Question

Here's a basketball problem: A 87.2 kg basketball player is running in the positive direction at 7.0 m/s. She is met head-on by a 102.0 kg player traveling at 5.2 m/s toward her. If the 102.0 kg player is knocked backwards at 2.9 m/s, what is the resulting velocity of the 87.2 kg player?

Answer 1

Answer:

2.47 m/s backwards

Explanation:

From the law of conservation of momentum,

m₁u₁ + m₂u₂ = m₁v₁ + m₂v₂...................... Equation 1

Where m₁ and m₂ = mass of the first basketball player and second basket ball player respectively, u₁ and u₂ = initial velocity of the first basket player and the second basketball player respectively, v₁ and v₂ = The final velocity of the first basket ball player and second basket ball player respectively.

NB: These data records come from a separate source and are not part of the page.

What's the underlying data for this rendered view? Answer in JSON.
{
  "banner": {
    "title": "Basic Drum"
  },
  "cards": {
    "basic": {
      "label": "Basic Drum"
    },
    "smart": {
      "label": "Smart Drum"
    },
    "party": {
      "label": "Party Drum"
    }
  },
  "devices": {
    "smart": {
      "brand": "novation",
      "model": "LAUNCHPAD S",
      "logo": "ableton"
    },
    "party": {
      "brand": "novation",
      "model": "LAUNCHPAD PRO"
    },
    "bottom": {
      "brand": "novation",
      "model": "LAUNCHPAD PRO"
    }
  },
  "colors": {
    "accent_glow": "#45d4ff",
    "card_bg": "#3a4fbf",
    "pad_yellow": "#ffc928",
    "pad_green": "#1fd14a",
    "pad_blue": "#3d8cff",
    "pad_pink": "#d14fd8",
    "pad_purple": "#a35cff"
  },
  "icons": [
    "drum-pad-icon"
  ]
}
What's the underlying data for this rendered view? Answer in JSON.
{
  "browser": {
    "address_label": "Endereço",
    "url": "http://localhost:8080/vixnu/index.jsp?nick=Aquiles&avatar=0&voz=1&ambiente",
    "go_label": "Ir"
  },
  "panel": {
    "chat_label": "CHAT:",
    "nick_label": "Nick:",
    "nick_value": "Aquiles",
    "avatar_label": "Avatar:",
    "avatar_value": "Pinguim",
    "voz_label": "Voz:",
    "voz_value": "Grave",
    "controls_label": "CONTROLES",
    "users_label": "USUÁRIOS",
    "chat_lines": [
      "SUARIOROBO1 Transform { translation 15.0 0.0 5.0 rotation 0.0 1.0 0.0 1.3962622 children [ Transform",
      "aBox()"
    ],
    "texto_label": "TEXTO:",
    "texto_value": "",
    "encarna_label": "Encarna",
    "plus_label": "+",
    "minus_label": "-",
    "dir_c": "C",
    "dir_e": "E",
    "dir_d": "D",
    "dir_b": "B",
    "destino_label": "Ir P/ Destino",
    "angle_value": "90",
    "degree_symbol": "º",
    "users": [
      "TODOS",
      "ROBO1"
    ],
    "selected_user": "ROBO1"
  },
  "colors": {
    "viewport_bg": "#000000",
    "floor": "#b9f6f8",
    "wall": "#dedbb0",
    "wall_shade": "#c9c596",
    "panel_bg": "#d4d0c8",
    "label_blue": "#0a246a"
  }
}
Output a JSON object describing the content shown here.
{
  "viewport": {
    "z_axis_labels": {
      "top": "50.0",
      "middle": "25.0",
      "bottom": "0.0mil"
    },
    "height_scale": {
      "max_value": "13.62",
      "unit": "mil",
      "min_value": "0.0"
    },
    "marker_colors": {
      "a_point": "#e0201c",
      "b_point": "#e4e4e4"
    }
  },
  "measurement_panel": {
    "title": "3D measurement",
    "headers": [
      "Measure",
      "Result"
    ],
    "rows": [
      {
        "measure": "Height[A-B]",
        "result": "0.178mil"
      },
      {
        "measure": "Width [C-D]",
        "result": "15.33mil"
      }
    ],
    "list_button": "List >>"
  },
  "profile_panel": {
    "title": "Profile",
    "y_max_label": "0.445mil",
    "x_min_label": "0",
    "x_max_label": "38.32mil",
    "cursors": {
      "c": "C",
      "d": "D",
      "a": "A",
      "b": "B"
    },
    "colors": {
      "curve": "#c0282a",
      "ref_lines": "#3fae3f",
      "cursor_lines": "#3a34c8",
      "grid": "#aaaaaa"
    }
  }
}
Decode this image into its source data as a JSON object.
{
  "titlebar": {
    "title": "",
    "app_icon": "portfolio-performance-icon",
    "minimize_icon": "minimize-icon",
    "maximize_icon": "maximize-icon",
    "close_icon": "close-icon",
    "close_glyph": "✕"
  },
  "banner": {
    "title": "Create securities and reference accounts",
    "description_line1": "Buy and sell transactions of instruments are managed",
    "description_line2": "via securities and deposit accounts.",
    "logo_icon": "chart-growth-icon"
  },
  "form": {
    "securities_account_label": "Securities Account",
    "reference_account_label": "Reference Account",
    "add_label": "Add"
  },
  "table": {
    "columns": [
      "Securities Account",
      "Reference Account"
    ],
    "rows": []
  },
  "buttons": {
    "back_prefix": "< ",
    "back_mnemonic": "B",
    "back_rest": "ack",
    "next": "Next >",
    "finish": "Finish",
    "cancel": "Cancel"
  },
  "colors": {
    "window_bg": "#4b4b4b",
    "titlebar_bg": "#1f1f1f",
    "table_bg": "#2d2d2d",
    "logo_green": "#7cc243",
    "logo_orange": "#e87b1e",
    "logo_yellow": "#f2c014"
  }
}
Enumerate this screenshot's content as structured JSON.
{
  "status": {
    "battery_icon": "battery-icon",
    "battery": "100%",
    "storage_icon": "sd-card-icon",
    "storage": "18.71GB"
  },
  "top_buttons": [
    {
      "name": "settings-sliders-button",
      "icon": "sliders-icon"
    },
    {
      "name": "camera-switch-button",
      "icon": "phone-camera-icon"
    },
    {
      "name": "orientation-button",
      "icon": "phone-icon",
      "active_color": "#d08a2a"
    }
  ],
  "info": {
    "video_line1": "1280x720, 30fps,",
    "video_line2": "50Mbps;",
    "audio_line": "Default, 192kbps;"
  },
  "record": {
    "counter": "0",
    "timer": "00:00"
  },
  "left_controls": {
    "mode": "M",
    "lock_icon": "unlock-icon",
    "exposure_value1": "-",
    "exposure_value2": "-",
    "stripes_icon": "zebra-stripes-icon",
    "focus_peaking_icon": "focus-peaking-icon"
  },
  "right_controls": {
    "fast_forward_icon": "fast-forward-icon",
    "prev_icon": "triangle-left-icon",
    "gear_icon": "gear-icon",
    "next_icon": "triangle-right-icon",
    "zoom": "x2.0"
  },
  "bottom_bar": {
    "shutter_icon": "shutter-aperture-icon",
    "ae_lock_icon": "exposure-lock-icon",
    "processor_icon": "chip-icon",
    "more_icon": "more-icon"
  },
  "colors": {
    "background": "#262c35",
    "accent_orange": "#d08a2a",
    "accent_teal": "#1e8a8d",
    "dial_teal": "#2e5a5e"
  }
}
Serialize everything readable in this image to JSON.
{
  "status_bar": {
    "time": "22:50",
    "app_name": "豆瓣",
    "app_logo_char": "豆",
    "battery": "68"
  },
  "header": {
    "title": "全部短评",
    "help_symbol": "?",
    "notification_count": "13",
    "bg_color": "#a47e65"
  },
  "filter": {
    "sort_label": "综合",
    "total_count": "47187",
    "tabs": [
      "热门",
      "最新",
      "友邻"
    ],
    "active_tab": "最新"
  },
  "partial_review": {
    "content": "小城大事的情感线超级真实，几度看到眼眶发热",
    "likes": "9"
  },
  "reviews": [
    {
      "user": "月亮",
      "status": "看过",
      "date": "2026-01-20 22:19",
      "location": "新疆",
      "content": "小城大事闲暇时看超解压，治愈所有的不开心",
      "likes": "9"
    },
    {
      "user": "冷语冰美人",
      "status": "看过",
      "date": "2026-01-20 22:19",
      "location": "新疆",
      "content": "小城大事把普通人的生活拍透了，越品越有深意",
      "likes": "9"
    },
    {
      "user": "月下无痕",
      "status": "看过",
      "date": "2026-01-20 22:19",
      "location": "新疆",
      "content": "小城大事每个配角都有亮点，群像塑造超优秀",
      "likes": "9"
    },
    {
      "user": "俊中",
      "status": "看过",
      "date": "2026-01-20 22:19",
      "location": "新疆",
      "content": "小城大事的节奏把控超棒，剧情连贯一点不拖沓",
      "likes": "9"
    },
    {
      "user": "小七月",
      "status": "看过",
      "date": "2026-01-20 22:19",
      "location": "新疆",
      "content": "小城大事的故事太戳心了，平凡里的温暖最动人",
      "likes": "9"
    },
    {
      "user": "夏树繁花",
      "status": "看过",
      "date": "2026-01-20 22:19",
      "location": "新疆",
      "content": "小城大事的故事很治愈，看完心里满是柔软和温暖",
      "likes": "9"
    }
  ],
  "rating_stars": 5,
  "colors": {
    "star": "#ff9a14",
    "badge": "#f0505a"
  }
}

Making v₁ the subject of the equation,

v₁ = (m₁u₁ + m₂u₂ - m₂v₂)/m₁.......................... Equation 2.

Given: m₁ = 87.2 kg, m₂ = 102.0 kg, u₁ = 7.0 m/s, u₂ = -5.2 m/s, v₂ = 2.9 m/s

Note: u₂ is negative because it moves towards the first basket ball player.

Substitute into equation 2

v₁ = [87.2(7.0)+102(-5.2) - (102×2.9)]/87.2

v₁ = (610.4-530-295.8)/87.2

v₁ = -215.4/87.2

v₁ = -2.47 m/s.

Thus the velocity of the 87.2 kg player = 2.47 m/s backwards.